En plus de cette aide à court terme, nous avons entrepris
un examen à long terme de la politique des loyers aux
aéroports loués afin d’évaluer
leur effet sur les aéroports, les transporteurs aériens,
les passagers et les contribuables.
Nous avons aussi déposé la Loi sur les aéroports
du Canada. Cette loi articule une structure de gouvernance
et des exigences en matière de transparence et de responsabilité
plus claires. Les transporteurs aériens et les passagers
pourront ainsi exprimer davantage leurs vues sur les redevances
exigées par les aéroports.
Nous continuons de surveiller la situation. N’ayez
aucun doute à ce sujet : Nous sommes très préoccupés
par la santé de nos transporteurs aériens et
de nos aéroports. Cependant, nous continuons de croire,
comme je l’ai dit plus tôt, que notre rôle
consiste à créer un cadre stratégique
stable, tout en permettant aux forces du marché de
s’exercer.
J’estime que la Politique nationale des aéroports
a porté fruit, mais elle comporte encore des lacunes
qui doivent être comblées. C’est pourquoi
Transports Canada a entrepris l’examen de la politique
des loyers et soumettra ses résultats au Cabinet aux
fins d’étude.
Tout d’abord, il existe un manque d’homogénéité
entre les loyers perçus aux divers aéroports.
Deuxièmement, le concept de loyer participatif peut
miner l’intégrité financière du
système.
Troisièmement, la notion de paiement de loyer à
la Couronne pour 60 ans, particulièrement pour les
petits aéroports, pourrait aussi saper l’intention
même de la politique. Devrions-nous réduire les
loyers, puis les geler? Ou tout simplement les geler? Le concept
d’une redevance permanente à la Couronne peut
se défendre, mais avons-nous établi un calendrier
de paiements réaliste?
Nous sommes aussi conscients des pressions exercées
sur les petits aéroports régionaux. Est-il juste
d’appliquer le concept de l’utilisateur-payeur
- qui a cours dans les grands aéroports du Réseau
national d’aéroports - aux aéroports des
plus petites collectivités? Nous examinons en ce moment
ces questions, aux fins de discussion par le Cabinet.
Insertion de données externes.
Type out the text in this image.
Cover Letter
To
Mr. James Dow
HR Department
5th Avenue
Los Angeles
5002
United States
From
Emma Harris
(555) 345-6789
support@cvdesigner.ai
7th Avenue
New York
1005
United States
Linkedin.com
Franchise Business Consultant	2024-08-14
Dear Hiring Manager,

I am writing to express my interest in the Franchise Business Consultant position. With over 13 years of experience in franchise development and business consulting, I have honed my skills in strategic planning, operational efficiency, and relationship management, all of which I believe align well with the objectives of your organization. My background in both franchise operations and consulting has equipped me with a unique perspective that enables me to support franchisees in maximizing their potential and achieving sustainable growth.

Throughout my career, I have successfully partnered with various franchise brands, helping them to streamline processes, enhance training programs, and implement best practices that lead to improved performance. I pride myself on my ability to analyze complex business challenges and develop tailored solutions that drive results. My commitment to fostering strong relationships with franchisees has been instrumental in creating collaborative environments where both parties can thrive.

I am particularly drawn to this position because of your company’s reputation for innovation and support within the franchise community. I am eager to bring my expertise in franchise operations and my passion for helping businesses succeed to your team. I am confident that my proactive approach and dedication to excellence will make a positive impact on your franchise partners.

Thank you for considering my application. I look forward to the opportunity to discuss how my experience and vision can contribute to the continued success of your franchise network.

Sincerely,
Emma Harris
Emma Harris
Cette philosophie axée sur le marché sous-tend
notre nouveau cadre stratégique Droit devant - Une
vision pour les transports au Canada, que j’ai publié
cette année.
Entre autres choses, Droit devant exhorte le gouvernement
du Canada à poursuivre la libéralisation progressive
de ses accords aériens bilatéraux, sur la base
de l’accord Ciels ouverts canado-américain de
1995. Cet accord sans précédent a permis aux
exploitants canadiens et américains d’avoir facilement
accès aux marchés transfrontaliers. Il a aussi
contribué à la croissance des transporteurs
aériens canadiens.
Au moment où nous envisageons la libéralisation
d’accords aériens, plusieurs voix s’élèvent
demandant au gouvernement d’abaisser le plafond d’actions
que peuvent détenir des étrangers ou de permettre
le cabotage pour accroître la concurrence. J’admets
que la concurrence doit être favorisée, mais
ce n’est pas le seul moyen de relancer l’industrie.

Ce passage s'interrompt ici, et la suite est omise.